Les sénatrices et sénateurs du groupe Socialiste, Écologiste et Républicain (SER) se sont abstenus sur le projet de loi portant mesures d’urgence pour la protection du pouvoir d’achat. Ils contestent un texte de courte vue et dangereux pour notre système de protection sociale.
Attisée par le contexte international et la crise inflationniste, la baisse du pouvoir d’achat est une préoccupation majeure chez les Français. En réponse, et avec ce projet de loi, le Gouvernement ne propose qu’une boîte à outils fourre-tout qui laisse de côté la question centrale des salaires.
A l’unisson avec la droite sénatoriale, le Gouvernement ne propose que des mesures de court terme qui ne suffiront pas à répondre à l’urgence de la situation sociale en France. C’est notamment le cas de la « prime Macron » qui illustre les faiblesses de ce projet de loi et la philosophie qui l’anime. Les salariés et indépendants doivent pouvoir vivre dignement de leur travail. Or, cette prime est une mesure :
- hypocrite : en moyenne, les primes distribuées par les employeurs étaient jusqu’ici de 500 € alors qu’elles pouvaient atteindre 2000 €. Le relèvement du plafond de la prime à 6000 € n’y changera rien. C’est un leurre.
- facultative : les employeurs ne sont pas contraints de la verser. En 2019, seuls 10% des salariés en ont bénéficié.
- dangereuse pour notre modèle social : avec cette prime désocialisée et défiscalisée, on organise la baisse des recettes de la sécurité sociale et donc, à terme, un affaiblissement de la protection sociale de tous les Français.
- inégalitaire : en substituant les primes aux augmentations de salaires, les travailleurs verront leur progression salariale ralentie et cotiseront moins pour leur retraite. Enfin, cette prime bénéficie en priorité aux hommes.
Les propositions du groupe SER pour valoriser le travail ont été balayées par le Gouvernement : SMIC à 1500€, Grenelle des salaires, revalorisation des prestations sociales au moins au niveau de l’inflation, examen automatique du droit aux prestations sociales par l’administration contre le non-recours, ou encore RSA jeunes.

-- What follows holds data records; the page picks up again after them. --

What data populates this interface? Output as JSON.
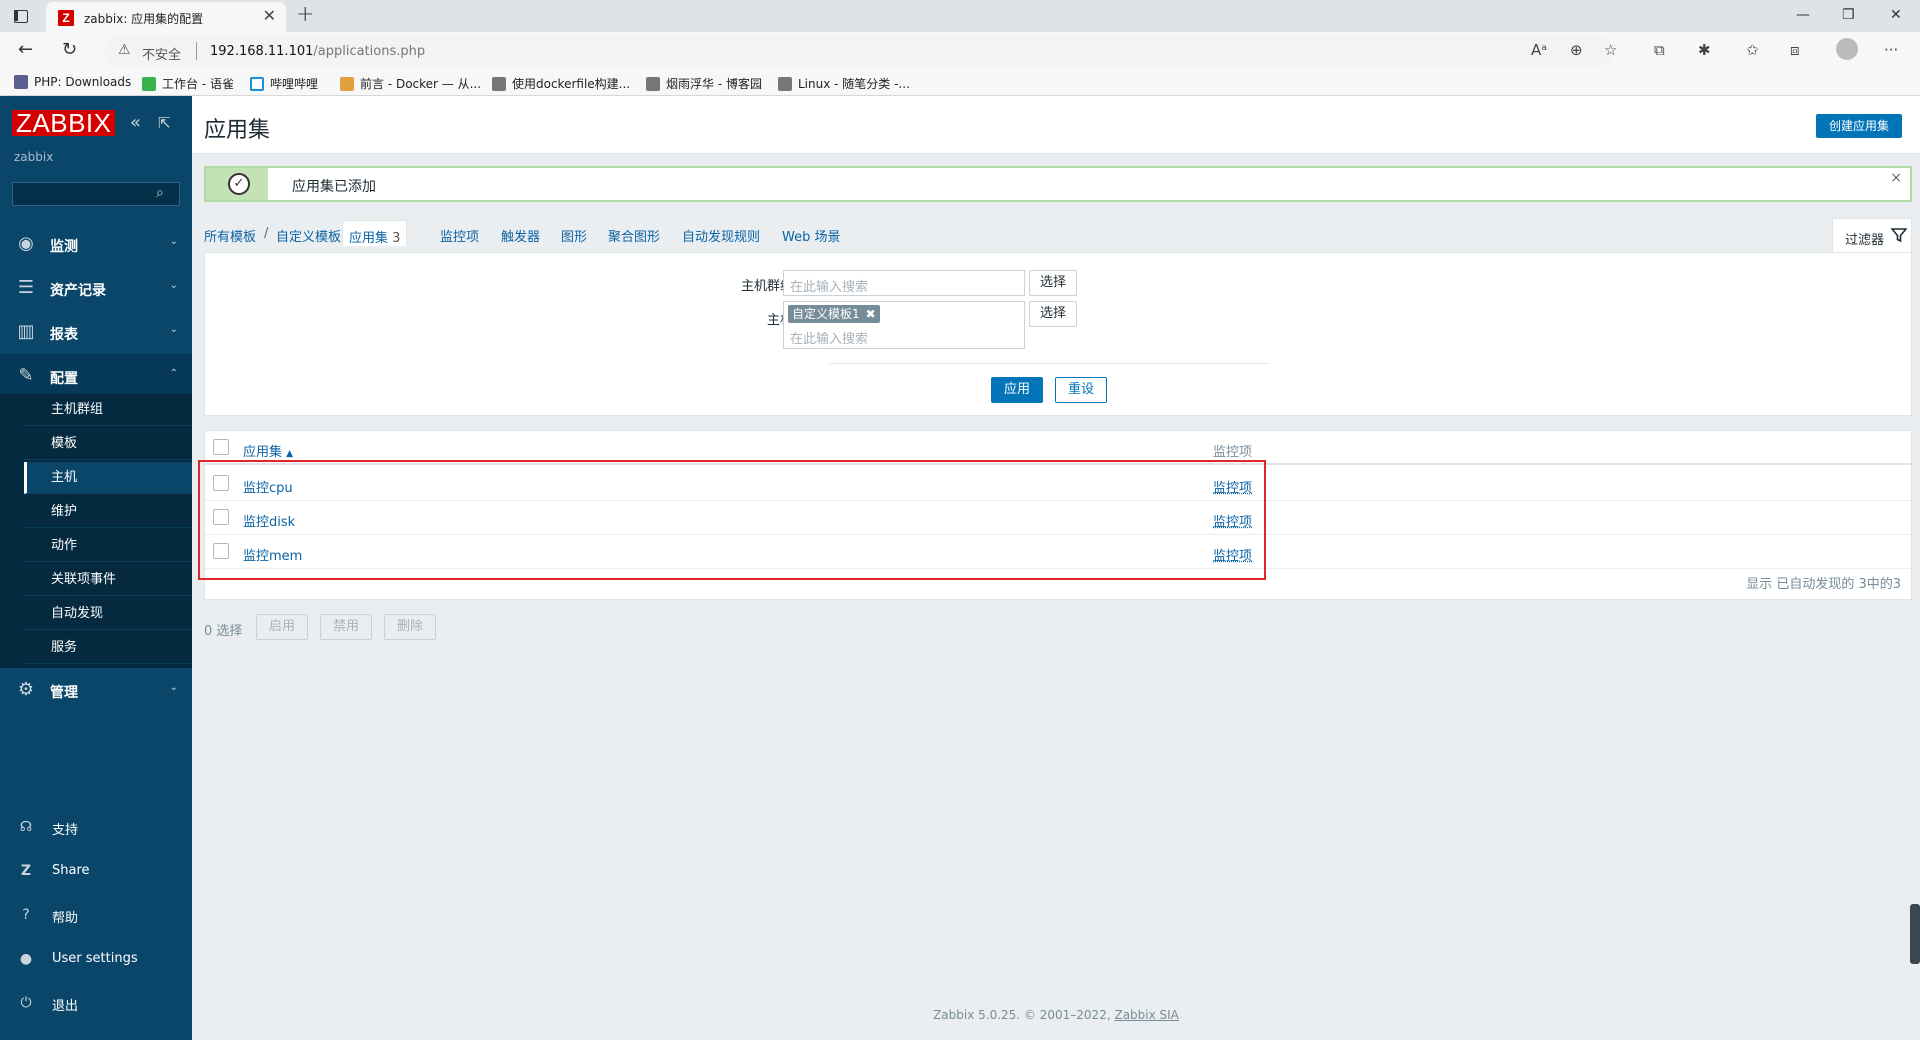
{
  "browser": {
    "tab_title": "zabbix: 应用集的配置",
    "tab_icon_letter": "Z",
    "insecure_label": "不安全",
    "url_host": "192.168.11.101",
    "url_path": "/applications.php",
    "bookmarks": [
      {
        "label": "PHP: Downloads",
        "icon": "php-icon"
      },
      {
        "label": "工作台 - 语雀",
        "icon": "yuque-icon"
      },
      {
        "label": "哔哩哔哩",
        "icon": "bilibili-icon"
      },
      {
        "label": "前言 - Docker — 从...",
        "icon": "rocket-icon"
      },
      {
        "label": "使用dockerfile构建...",
        "icon": "cnblogs-icon"
      },
      {
        "label": "烟雨浮华 - 博客园",
        "icon": "cnblogs-icon"
      },
      {
        "label": "Linux - 随笔分类 -...",
        "icon": "cnblogs-icon"
      }
    ]
  },
  "sidebar": {
    "logo": "ZABBIX",
    "server_name": "zabbix",
    "menu": [
      {
        "label": "监测",
        "icon": "eye-icon"
      },
      {
        "label": "资产记录",
        "icon": "list-icon"
      },
      {
        "label": "报表",
        "icon": "chart-icon"
      },
      {
        "label": "配置",
        "icon": "wrench-icon"
      },
      {
        "label": "管理",
        "icon": "gear-icon"
      }
    ],
    "submenu": [
      "主机群组",
      "模板",
      "主机",
      "维护",
      "动作",
      "关联项事件",
      "自动发现",
      "服务"
    ],
    "active_submenu": "主机",
    "bottom": [
      {
        "label": "支持",
        "icon": "headset-icon"
      },
      {
        "label": "Share",
        "icon": "share-icon"
      },
      {
        "label": "帮助",
        "icon": "help-icon"
      },
      {
        "label": "User settings",
        "icon": "user-icon"
      },
      {
        "label": "退出",
        "icon": "power-icon"
      }
    ]
  },
  "header": {
    "title": "应用集",
    "create_button": "创建应用集"
  },
  "message": {
    "text": "应用集已添加",
    "close": "×"
  },
  "nav": {
    "all_templates": "所有模板",
    "separator": "/",
    "template": "自定义模板1",
    "current": "应用集",
    "current_count": "3",
    "tabs": [
      "监控项",
      "触发器",
      "图形",
      "聚合图形",
      "自动发现规则",
      "Web 场景"
    ],
    "filter_label": "过滤器"
  },
  "filter": {
    "host_group_label": "主机群组",
    "host_group_placeholder": "在此输入搜索",
    "host_label": "主机",
    "host_chip": "自定义模板1",
    "host_placeholder": "在此输入搜索",
    "select_button": "选择",
    "apply_button": "应用",
    "reset_button": "重设"
  },
  "table": {
    "col_name": "应用集",
    "col_items": "监控项",
    "rows": [
      {
        "name": "监控cpu",
        "items": "监控项"
      },
      {
        "name": "监控disk",
        "items": "监控项"
      },
      {
        "name": "监控mem",
        "items": "监控项"
      }
    ],
    "footer": "显示 已自动发现的 3中的3"
  },
  "actions": {
    "selected": "0 选择",
    "enable": "启用",
    "disable": "禁用",
    "delete": "删除"
  },
  "footer": {
    "text": "Zabbix 5.0.25. © 2001–2022, ",
    "link": "Zabbix SIA"
  },
  "colors": {
    "sidebar": "#0a466a",
    "logo_red": "#d40000",
    "primary_blue": "#0275b8",
    "link_blue": "#0a63a5",
    "success_green": "#b2d9a3",
    "highlight_red": "#e0252b"
  }
}
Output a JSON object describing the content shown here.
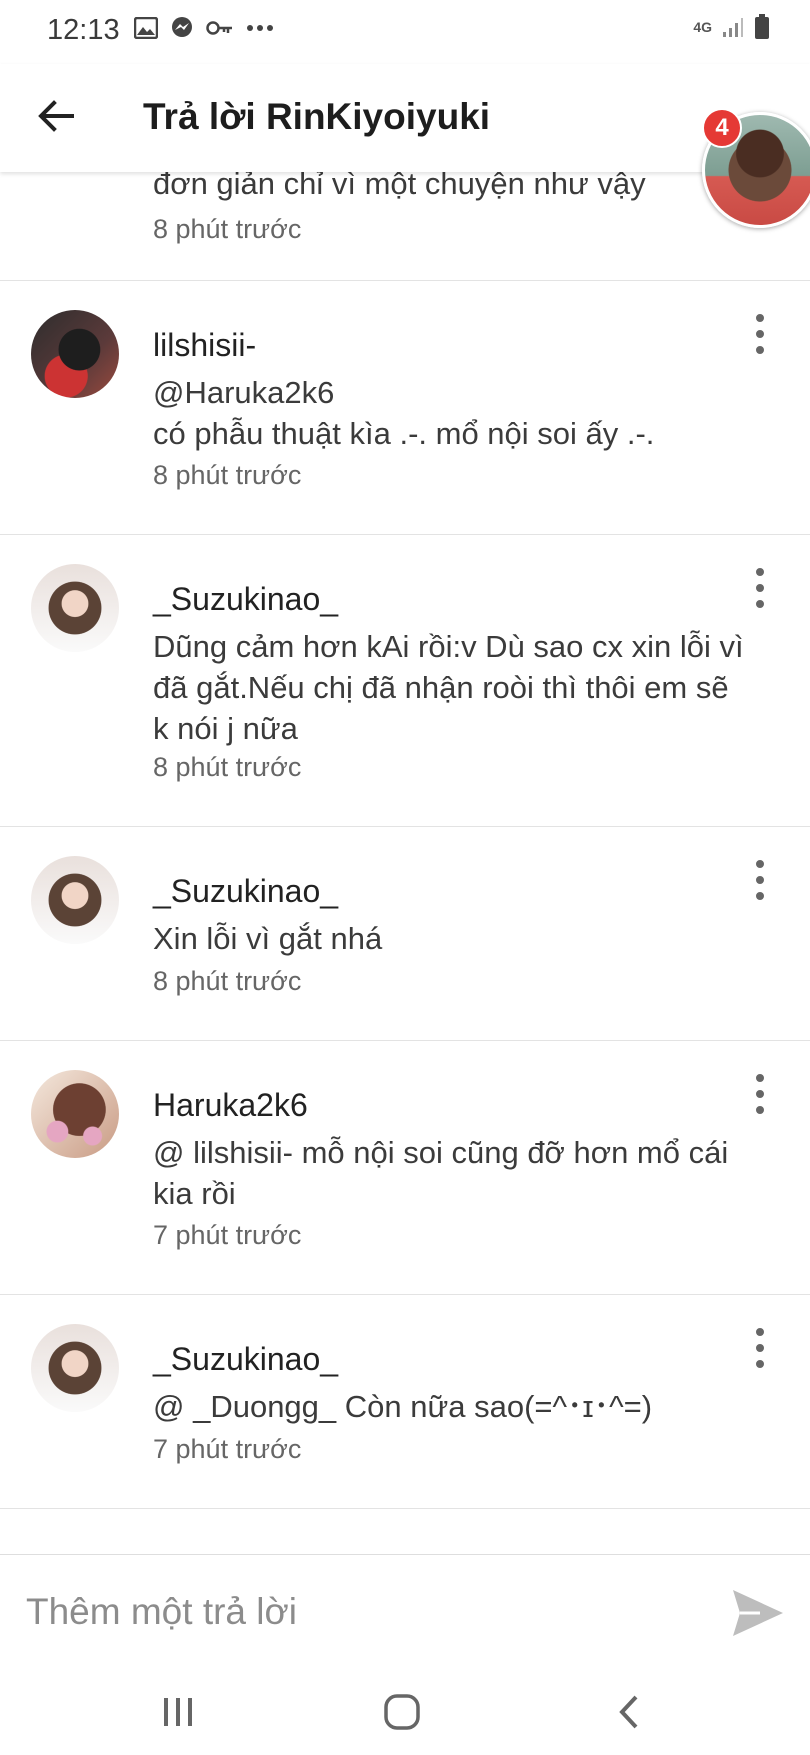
{
  "status_bar": {
    "time": "12:13",
    "network": "4G",
    "icons": [
      "image-icon",
      "messenger-icon",
      "key-icon",
      "more-dots-icon",
      "signal-icon",
      "battery-icon"
    ]
  },
  "app_bar": {
    "title": "Trả lời RinKiyoiyuki",
    "chat_bubble_badge": "4"
  },
  "comments": {
    "partial": {
      "text": "đơn giản chỉ vì một chuyện như vậy",
      "time": "8 phút trước"
    },
    "items": [
      {
        "username": "lilshisii-",
        "lines": [
          "@Haruka2k6",
          "có phẫu thuật kìa .-. mổ nội soi ấy .-."
        ],
        "time": "8 phút trước"
      },
      {
        "username": "_Suzukinao_",
        "lines": [
          "Dũng cảm hơn kAi rồi:v Dù sao cx xin lỗi vì",
          "đã gắt.Nếu chị đã nhận roòi thì thôi em sẽ",
          "k nói j nữa"
        ],
        "time": "8 phút trước"
      },
      {
        "username": "_Suzukinao_",
        "lines": [
          "Xin lỗi vì gắt nhá"
        ],
        "time": "8 phút trước"
      },
      {
        "username": "Haruka2k6",
        "lines": [
          "@ lilshisii-  mỗ nội soi cũng đỡ hơn mổ cái",
          "kia rồi"
        ],
        "time": "7 phút trước"
      },
      {
        "username": "_Suzukinao_",
        "lines": [
          "@ _Duongg_  Còn nữa sao(=^･ɪ･^=)"
        ],
        "time": "7 phút trước"
      }
    ]
  },
  "reply_bar": {
    "placeholder": "Thêm một trả lời"
  },
  "colors": {
    "badge": "#e53935",
    "text_primary": "#222222",
    "text_secondary": "#666666",
    "divider": "#e3e3e3"
  }
}
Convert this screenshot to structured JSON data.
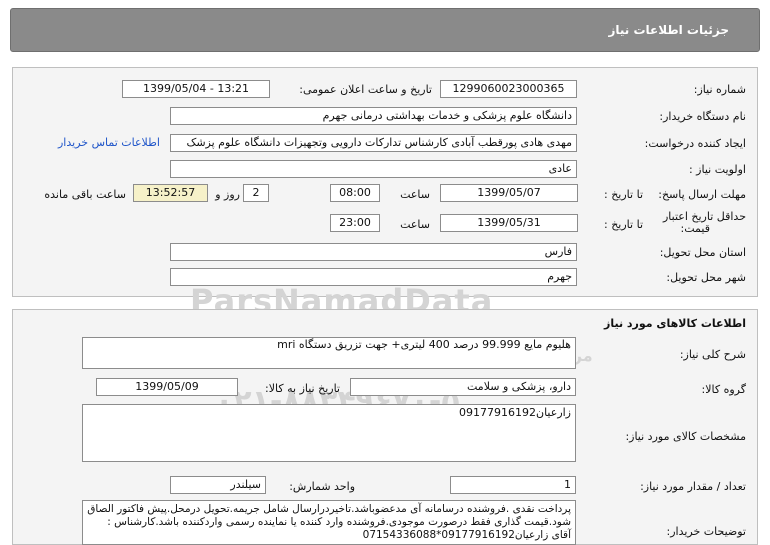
{
  "header": {
    "title": "جزئیات اطلاعات نیاز"
  },
  "info": {
    "need_number_label": "شماره نیاز:",
    "need_number": "1299060023000365",
    "announce_label": "تاریخ و ساعت اعلان عمومی:",
    "announce_value": "1399/05/04 - 13:21",
    "buyer_label": "نام دستگاه خریدار:",
    "buyer_value": "دانشگاه علوم پزشکی و خدمات بهداشتی درمانی جهرم",
    "creator_label": "ایجاد کننده درخواست:",
    "creator_value": "مهدی هادی پورقطب آبادی کارشناس تدارکات دارویی وتجهیزات دانشگاه علوم پزشک",
    "contact_link": "اطلاعات تماس خریدار",
    "priority_label": "اولویت نیاز :",
    "priority_value": "عادی",
    "deadline_label": "مهلت ارسال پاسخ:",
    "to_date_label": "تا تاریخ :",
    "deadline_date": "1399/05/07",
    "time_label": "ساعت",
    "deadline_time": "08:00",
    "days_value": "2",
    "days_label": "روز و",
    "remaining_value": "13:52:57",
    "remaining_label": "ساعت باقی مانده",
    "validity_label_1": "حداقل تاریخ اعتبار",
    "validity_label_2": "قیمت:",
    "validity_date": "1399/05/31",
    "validity_time": "23:00",
    "province_label": "استان محل تحویل:",
    "province_value": "فارس",
    "city_label": "شهر محل تحویل:",
    "city_value": "جهرم"
  },
  "watermark": {
    "brand": "ParsNamadData",
    "tagline": "مرکز فرآوری و ارائه اطلاعات پارس نماد داده ها",
    "phone": "۰۲۱-۸۸۳۴۹۶۷۰-۵"
  },
  "goods": {
    "title": "اطلاعات کالاهای مورد نیاز",
    "desc_label": "شرح کلی نیاز:",
    "desc_value": "هلیوم مایع 99.999 درصد 400 لیتری+ جهت تزریق دستگاه mri",
    "group_label": "گروه کالا:",
    "group_value": "دارو، پزشکی و سلامت",
    "need_date_label": "تاریخ نیاز به کالا:",
    "need_date": "1399/05/09",
    "spec_label": "مشخصات کالای مورد نیاز:",
    "spec_value": "زارعیان09177916192",
    "qty_label": "تعداد / مقدار مورد نیاز:",
    "qty_value": "1",
    "unit_label": "واحد شمارش:",
    "unit_value": "سیلندر",
    "buyer_notes_label": "توضیحات خریدار:",
    "buyer_notes": "پرداخت نقدی .فروشنده درسامانه آی مدعضوباشد.تاخیردرارسال شامل جریمه.تحویل درمحل.پیش فاکتور الصاق شود.قیمت گذاری فقط درصورت موجودی.فروشنده وارد کننده یا نماینده رسمی واردکننده باشد.کارشناس : آقای زارعیان09177916192*07154336088"
  }
}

En outre, alors que l’INSEE table sur une inflation entre 6 et 7% cette année, le texte prévoit de revaloriser les retraites et les prestations de 4% par anticipation. Cela ne permettra pas de compenser la perte de pouvoir d’achat des ménages.
Les mesures visant à contenir les hausses de dépenses de logement pour les locataires les plus modestes (revalorisation anticipée des APL, variation de l’indice de référence des loyers limitée à 3,5) sont ponctuelles et insuffisantes. Elles ne pèsent pas lourd au regard des 12 Mds d’euros économisés dans le quinquennat précédant sur les aides au logement.
De même, pour nécessaires qu’elles soient, les mesures visant à sécuriser l’approvisionnement énergétique en gaz et en électricité (renforcement des obligations des opérateurs de stockage de gaz, extension au gestionnaire de distribution de la possibilité de contractualiser des capacités d’interruptibilité de consommation de gaz,…) ne sont pas à proprement parler des mesures de pouvoir d’achat. Elles révèlent les faiblesses de la politique énergétique du Gouvernement.
Enfin, le relèvement du plafond de l’AREHN de 20 Twh supplémentaires dégradera encore la situation financière d’EDF, au bénéfice de ses concurrents dont les surprofits ont explosé dans la crise. Nous considérons qu’il faudrait une grande réforme du marché européen de l’énergie et, à défaut d’une mise en extinction de l’ARENH, figer son plafond à 100 TWh.
Le groupe SER déplore un texte qui passe à côté de son sujet. Avec ses mesures cyniques ou de portée réduite, il ne répond pas à l’urgence du pouvoir d’achat des Français.